Contrary to popular belief, numbered lists have been around for longer than the blogosphere, and indeed for longer than the internet.
These 10 commandments for Con Men are good. A sample:
- Be a patient listener (it is this, not fast talking, that gets a con-man his coups).
- Never look bored.
- Wait for the other person to reveal any political opinions, then agree with them.
- Let the other person reveal religious views, then have the same ones.
I also enjoyed:
- Fumblerules of Grammar – “Late-1979, New York Times columnist William Safire compiled a list of “Fumblerules of Grammar” — rules of writing, all of which are humorously self-contradictory”
- Henry Miller’s 11 Commandments of Writing – “In the early-1930s, as he wrote what would become his first published novel — the hugely influential Tropic of Cancer — Henry Miller wrote a list of 11 commandments, to be followed by himself.”
- The rules for the Anti-Flirt Club – “In the early-1920s in Washington, D. C., a lady named Alice Reighly founded the Anti-Flirt Club — an organisation “composed of young women and girls who have been embarrassed by men in automobiles and on street corners,” and which aimed to protect such women from future embarrassment.”
- Rules for Wives – “In 1923, the Legal Aid Society of New York City published some advice to wives in the area, in the form of the following list of rules.”
- How to Write – advertising legend David Ogilvy wrote a letter to his staff. Part encouragement. Part motivational lecture. Part kick up the bum.

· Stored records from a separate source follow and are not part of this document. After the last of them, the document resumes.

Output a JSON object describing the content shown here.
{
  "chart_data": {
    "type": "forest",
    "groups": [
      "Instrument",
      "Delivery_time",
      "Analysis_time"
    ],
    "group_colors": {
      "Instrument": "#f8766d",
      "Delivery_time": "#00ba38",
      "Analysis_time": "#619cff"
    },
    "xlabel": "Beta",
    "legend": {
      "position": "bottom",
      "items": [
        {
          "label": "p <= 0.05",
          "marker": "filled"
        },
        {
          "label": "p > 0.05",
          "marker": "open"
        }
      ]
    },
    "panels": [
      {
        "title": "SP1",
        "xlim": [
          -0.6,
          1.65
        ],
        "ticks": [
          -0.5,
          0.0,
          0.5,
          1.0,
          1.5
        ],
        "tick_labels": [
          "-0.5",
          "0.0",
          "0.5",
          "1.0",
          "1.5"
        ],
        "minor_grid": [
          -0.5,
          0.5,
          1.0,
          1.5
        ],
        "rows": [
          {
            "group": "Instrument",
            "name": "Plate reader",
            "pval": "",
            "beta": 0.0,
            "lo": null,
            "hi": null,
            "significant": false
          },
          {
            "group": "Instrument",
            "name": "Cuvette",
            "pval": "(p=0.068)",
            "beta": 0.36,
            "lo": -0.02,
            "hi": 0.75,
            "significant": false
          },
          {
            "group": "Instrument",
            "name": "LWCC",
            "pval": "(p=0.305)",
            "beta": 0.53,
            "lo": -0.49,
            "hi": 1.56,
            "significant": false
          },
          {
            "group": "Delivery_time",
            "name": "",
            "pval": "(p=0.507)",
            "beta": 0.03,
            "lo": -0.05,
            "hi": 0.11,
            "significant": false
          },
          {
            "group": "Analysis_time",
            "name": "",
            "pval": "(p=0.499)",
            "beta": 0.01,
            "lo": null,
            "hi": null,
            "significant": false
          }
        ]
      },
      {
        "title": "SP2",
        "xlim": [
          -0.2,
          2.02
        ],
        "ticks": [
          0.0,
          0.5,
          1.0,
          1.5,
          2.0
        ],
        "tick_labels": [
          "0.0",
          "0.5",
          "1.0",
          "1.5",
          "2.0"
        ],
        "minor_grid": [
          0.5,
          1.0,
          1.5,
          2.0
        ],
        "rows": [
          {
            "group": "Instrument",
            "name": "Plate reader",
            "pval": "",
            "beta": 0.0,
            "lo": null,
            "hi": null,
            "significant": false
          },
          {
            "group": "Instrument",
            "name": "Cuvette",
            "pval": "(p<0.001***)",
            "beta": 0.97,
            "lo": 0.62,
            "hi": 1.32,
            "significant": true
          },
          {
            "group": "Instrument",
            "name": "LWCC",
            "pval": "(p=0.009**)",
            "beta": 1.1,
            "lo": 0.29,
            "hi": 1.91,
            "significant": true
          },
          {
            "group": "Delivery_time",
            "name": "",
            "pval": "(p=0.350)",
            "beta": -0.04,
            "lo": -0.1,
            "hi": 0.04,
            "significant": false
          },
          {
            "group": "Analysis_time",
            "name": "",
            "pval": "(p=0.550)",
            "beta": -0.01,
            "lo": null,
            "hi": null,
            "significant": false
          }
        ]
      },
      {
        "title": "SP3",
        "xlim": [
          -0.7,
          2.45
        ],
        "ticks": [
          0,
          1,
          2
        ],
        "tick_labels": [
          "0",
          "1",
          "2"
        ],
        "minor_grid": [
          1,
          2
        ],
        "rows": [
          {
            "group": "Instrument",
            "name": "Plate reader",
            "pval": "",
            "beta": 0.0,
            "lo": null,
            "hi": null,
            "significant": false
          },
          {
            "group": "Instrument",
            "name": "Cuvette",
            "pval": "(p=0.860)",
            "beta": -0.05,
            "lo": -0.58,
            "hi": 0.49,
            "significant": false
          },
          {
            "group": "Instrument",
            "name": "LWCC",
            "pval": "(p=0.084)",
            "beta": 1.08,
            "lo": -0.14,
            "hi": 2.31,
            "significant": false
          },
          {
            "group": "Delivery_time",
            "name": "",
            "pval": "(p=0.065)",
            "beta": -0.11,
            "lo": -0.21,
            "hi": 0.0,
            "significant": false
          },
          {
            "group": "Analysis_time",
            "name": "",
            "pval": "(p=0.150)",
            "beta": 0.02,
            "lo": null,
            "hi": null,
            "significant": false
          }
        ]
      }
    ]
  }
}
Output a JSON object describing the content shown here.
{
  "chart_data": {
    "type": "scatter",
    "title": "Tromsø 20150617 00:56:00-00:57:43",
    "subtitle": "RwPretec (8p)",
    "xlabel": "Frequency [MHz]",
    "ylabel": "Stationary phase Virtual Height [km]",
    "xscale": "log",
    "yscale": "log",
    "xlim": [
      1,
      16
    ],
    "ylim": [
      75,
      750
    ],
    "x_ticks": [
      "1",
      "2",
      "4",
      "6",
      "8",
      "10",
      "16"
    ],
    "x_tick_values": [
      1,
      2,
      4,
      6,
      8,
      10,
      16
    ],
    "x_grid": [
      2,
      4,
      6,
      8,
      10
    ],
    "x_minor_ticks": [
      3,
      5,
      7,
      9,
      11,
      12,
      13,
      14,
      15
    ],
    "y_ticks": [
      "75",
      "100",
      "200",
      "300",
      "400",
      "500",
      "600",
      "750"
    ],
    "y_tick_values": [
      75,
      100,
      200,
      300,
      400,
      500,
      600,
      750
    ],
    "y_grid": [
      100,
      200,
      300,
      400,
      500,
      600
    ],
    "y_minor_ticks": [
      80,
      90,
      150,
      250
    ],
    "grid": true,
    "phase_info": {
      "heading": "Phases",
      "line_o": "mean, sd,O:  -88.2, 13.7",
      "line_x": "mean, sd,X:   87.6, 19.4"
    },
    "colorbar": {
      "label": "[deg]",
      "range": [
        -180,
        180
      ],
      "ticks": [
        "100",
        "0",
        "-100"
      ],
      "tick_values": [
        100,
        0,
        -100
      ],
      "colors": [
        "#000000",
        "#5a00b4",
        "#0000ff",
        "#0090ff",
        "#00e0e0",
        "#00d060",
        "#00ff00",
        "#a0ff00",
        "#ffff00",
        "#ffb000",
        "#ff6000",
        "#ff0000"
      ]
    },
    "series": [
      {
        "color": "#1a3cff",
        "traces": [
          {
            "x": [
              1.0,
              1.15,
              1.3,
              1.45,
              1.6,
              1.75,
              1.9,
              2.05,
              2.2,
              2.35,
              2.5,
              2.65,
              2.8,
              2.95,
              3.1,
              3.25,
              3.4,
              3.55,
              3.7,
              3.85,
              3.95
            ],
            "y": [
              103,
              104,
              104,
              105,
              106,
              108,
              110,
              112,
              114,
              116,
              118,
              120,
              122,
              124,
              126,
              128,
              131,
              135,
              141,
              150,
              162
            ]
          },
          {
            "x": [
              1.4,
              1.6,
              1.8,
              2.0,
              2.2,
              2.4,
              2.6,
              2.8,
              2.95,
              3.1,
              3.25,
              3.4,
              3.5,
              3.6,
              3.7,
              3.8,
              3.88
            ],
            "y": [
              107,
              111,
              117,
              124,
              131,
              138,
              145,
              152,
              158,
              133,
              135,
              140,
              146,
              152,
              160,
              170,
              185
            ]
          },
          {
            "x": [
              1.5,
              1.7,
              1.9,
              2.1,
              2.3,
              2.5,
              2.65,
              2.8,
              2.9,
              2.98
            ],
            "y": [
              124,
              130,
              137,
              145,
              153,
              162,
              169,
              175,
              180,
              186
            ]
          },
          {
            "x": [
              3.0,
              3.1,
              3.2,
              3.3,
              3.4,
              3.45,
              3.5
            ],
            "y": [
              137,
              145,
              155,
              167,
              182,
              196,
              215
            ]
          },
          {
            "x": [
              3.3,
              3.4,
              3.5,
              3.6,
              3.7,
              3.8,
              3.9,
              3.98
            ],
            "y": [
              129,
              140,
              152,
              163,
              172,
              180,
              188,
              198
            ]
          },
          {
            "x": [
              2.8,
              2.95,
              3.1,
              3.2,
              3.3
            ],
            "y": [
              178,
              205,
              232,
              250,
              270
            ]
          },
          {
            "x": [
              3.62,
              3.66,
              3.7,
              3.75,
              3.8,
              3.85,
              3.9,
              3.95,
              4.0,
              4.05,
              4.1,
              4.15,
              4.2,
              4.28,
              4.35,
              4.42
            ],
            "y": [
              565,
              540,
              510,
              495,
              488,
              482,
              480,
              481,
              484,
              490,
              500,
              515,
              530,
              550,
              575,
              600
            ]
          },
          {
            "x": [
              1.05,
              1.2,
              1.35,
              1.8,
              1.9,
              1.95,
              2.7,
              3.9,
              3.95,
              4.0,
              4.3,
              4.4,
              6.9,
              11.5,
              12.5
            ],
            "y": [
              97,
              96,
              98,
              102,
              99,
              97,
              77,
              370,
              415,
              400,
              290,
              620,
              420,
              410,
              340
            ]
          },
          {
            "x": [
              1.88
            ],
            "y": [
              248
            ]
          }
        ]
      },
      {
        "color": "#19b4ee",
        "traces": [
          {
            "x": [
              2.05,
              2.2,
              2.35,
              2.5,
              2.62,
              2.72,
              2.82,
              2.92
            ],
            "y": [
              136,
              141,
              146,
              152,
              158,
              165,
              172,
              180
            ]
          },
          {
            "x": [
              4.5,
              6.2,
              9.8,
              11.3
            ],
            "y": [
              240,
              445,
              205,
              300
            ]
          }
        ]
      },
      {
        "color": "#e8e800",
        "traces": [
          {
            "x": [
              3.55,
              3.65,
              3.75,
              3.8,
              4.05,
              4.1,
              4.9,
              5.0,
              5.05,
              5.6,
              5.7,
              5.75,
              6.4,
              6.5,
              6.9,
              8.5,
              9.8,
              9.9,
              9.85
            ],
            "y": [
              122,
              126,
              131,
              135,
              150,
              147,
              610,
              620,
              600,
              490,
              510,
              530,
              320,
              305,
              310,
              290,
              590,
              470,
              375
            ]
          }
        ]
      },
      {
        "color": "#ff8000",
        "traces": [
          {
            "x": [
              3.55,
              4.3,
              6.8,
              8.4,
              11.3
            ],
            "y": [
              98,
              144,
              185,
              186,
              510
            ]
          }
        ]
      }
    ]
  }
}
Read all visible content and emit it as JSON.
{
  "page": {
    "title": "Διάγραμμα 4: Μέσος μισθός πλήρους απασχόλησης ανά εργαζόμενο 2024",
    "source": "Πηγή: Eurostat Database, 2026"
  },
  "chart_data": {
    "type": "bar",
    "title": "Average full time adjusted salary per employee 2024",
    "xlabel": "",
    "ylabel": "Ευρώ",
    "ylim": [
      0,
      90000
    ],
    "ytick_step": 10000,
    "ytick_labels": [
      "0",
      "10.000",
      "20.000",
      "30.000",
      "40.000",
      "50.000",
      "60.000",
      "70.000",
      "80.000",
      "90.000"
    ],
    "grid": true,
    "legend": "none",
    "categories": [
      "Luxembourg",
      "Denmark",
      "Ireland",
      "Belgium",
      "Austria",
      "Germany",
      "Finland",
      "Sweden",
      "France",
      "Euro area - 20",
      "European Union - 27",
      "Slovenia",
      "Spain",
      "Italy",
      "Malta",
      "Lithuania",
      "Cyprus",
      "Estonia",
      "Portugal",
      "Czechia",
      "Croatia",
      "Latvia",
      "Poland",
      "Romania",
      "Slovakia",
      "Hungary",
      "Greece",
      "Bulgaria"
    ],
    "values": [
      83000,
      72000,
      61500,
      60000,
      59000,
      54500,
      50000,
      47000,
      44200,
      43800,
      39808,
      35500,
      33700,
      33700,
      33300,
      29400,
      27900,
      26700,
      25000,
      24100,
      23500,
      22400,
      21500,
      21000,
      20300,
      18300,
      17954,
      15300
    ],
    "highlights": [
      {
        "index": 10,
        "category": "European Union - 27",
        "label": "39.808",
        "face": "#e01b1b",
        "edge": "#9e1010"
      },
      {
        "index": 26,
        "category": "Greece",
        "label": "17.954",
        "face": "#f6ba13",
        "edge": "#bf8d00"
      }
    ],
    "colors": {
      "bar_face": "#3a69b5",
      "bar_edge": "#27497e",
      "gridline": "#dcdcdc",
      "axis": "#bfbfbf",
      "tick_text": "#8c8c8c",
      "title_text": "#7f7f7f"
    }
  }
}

The last one strikes me as either being straight out of Mad Men, or a preaching class. So I’ll reproduce it in full.
1. Read the Roman-Raphaelson book on writing*. Read it three times.
2. Write the way you talk. Naturally.
3. Use short words, short sentences and short paragraphs.
4. Never use jargon words like reconceptualize, demassification, attitudinally, judgmentally. They are hallmarks of a pretentious ass.
5. Never write more than two pages on any subject.
6. Check your quotations.
7. Never send a letter or a memo on the day you write it. Read it aloud the next morning—and then edit it.
8. If it is something important, get a colleague to improve it.
9. Before you send your letter or your memo, make sure it is crystal clear what you want the recipient to do.
10. If you want ACTION, don’t write. Go and tell the guy what you want.